FINANCE & INSURANCE

Orange Motors teams F&I and sales staffs to win big


Automotive News | September 10, 2012 - 12:01 am EST

Dealer Carl Keegan lets finance and insurance managers take risks and make mistakes.

And that's made all the difference at his store, Orange Motors in Albany, N.Y.

"We push the envelope and go for maximizing the profit but also maximizing the customer's experience," says Steven Myers, senior finance manager at Orange Motors.

With 95 years in business, Orange Motors recently made its F&I office the key profit center of the business, Keegan says. And it has done it with the help of Myers, a once homeless man, who devised a way to make the sales and F&I forces one team with the sole focus of boosting F&I revenue.

Myers and his boss, Frank Diantonio, stoked that team spirit with a plan devised early last year. They hold frequent training sessions; they adjusted pay plans that give salespeople more back-end commission; and they have a new, streamlined menu-selling process.

The result: The dealership, which sells Ford and Mazda, sells 60 to 70 of Ford's extended-service contract a month.

And its F&I office consistently brings in $150,000 or more in sales each month -- up 20 percent from a year earlier. Orange Motors sells about 3,600 new and used vehicles annually.

Myers, 38, recalls a defining moment that prompted him to devise the plan that's leading the F&I sales success today.

The F&I team was pulling in around $120,000 a month in F&I sales, Myers says. But boss Keegan turned up the heat.

"He said, 'Great job, but I need another $30,000 in sales a month,'" Myers says. "I thought: 'What the heck am I gonna do?' So I looked at our system to figure out what we can do to make that happen."

Last fall Myers started urging his bosses to have the finance team hold weekly 15-minute sessions. In the meetings, they review the sales data and hash out ideas to improve customer service and increase revenue, Myers says.

Myers, a high school dropout, often leads the meetings. He applies lessons he acquired from Dave Ramsey's Financial Peace University while learning how to get out of his personal debt.

"It's completely revolutionized my life," Myers says. "But what it's about isn't the money. Everything in life is about relationships with people."

Teamwork


To better build relationships, Keegan agreed to pay to send his finance managers and salespeople to professional training sessions on selling F&I products, Myers says.

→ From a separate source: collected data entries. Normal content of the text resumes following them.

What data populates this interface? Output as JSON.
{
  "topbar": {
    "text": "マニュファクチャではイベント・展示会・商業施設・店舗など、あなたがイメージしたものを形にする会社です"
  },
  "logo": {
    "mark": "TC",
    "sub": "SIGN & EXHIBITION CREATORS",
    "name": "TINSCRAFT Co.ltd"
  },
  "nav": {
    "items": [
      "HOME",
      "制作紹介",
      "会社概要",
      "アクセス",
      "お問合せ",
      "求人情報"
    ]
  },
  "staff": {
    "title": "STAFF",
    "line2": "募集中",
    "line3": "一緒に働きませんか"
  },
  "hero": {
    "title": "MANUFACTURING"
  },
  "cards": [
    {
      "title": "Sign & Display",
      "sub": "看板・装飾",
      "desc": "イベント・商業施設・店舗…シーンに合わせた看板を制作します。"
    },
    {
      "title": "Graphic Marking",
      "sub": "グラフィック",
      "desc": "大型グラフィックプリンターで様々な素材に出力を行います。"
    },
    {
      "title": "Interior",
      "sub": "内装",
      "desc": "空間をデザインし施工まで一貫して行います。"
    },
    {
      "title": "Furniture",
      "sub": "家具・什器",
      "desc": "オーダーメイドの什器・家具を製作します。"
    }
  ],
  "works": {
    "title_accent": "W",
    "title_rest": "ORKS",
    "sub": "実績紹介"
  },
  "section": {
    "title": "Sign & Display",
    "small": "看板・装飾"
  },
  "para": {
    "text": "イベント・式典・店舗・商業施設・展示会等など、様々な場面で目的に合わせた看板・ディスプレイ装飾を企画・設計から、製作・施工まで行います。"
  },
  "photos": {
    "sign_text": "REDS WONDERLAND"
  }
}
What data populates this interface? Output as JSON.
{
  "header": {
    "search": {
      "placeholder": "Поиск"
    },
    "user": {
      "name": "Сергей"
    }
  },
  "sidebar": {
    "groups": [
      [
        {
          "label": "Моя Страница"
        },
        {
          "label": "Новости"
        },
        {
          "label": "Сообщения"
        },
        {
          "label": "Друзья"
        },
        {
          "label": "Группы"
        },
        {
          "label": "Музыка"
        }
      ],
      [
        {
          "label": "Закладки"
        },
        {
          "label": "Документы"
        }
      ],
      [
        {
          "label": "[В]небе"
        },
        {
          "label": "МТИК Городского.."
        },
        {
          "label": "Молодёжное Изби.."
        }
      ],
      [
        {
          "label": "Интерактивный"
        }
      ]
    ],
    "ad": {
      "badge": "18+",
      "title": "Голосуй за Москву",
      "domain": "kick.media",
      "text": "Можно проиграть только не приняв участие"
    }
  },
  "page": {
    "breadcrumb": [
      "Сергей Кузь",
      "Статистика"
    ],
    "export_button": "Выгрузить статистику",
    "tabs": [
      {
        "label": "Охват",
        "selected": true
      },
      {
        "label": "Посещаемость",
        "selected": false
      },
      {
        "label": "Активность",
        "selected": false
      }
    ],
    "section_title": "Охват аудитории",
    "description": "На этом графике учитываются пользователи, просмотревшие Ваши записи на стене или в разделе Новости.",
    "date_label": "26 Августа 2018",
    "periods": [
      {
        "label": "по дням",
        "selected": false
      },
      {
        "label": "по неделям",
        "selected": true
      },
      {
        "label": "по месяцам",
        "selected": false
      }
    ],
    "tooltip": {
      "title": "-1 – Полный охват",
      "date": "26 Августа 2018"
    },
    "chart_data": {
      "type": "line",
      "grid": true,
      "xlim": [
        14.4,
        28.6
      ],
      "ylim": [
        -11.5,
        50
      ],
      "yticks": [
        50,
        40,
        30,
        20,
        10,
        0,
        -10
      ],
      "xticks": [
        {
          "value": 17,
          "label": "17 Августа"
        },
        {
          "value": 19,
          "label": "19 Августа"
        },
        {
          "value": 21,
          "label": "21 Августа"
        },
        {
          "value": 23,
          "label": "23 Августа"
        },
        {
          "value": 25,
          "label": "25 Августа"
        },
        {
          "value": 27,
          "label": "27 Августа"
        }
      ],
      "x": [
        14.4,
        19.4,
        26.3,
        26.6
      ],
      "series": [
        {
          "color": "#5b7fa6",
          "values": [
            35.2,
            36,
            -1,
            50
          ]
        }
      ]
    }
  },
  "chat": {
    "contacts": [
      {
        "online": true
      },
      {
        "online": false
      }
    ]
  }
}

In June, Myers and two salespeople attended a three-day session to learn how to better segue from the sales desk to the finance office. Myers says he applied the lessons learned when he returned and made $20,000 in F&I sales in three days.

One of the other biggest changes the dealership made to its process of selling F&I was persuading the sales team to let a finance manager talk to each customer in the showroom before a deal was done or the customer entered the finance office, Myers says.

"Out of all the changes, this was the most difficult, making sure the salespeople let me or the other financial manager talk to all of the customers -- for compliance, for best practices and for sales," Myers says.

But once it kicked in, the bond between salespeople and finance managers grew.

"We're writing more deals now," Myers says. "Salespeople have learned to trust me because they know now exactly what I'm going to say to their customers."

A rough week


The drive toward teamwork started with monetary spiffs.

In January, Myers tweaked the dealership's F&I pay plan to inspire salespeople to sell more high-profit-margin extended-service contracts and fewer lower margin products.

Myers says he stopped paying a generous $140 spiff to salespeople for easy-to-sell products such as rustproofing. Instead, he boosted the commission on the harder-to-sell extended-service plan from $50 to $100.

"It was a rough week; many salespeople were upset," Myers says. "Once they got over the pain of losing the rustproofing, they realized they need to sell service contracts."

He told the sales team that whoever sold 10 extended-service contracts a month would get an added bonus.

"I wanted a wow factor. I wanted to grab their attention," Myers says. "By literally feeding that beast, we went from 30 warranty sales a month to 60 because I made it so aggressive to pay them and I didn't have to cut any profit to make the deal."

To further encourage sales staff to sell F&I products, Myers says, salespeople certified to sell the products by 2013 will get a higher spiff off the back end of a vehicle sale than noncertified salespeople.

Finally, the F&I office started menu selling in January, replacing the old system of step selling.

With step selling, Myers says, the finance manager would try to upsell a customer from a less expensive product to a pricier one.

A menu system allows finance managers to show a customer all the products available and then customize a package to best meet that customer's needs. The result is a more customer-friendly sales process, Myers says, and growing revenue.

That's a trend, Myers is confident will continue.

"We're going to be doing $200,000 a month consistently, and I put that on the line," he says. "Next year, I believe we'll see a $300,000 month."

Steven Myers: “Out of all the changes, this was the most difficult, making sure the salespeople let me or the other financial manager talk to all of the customers -- for compliance, for best practices and for sales.”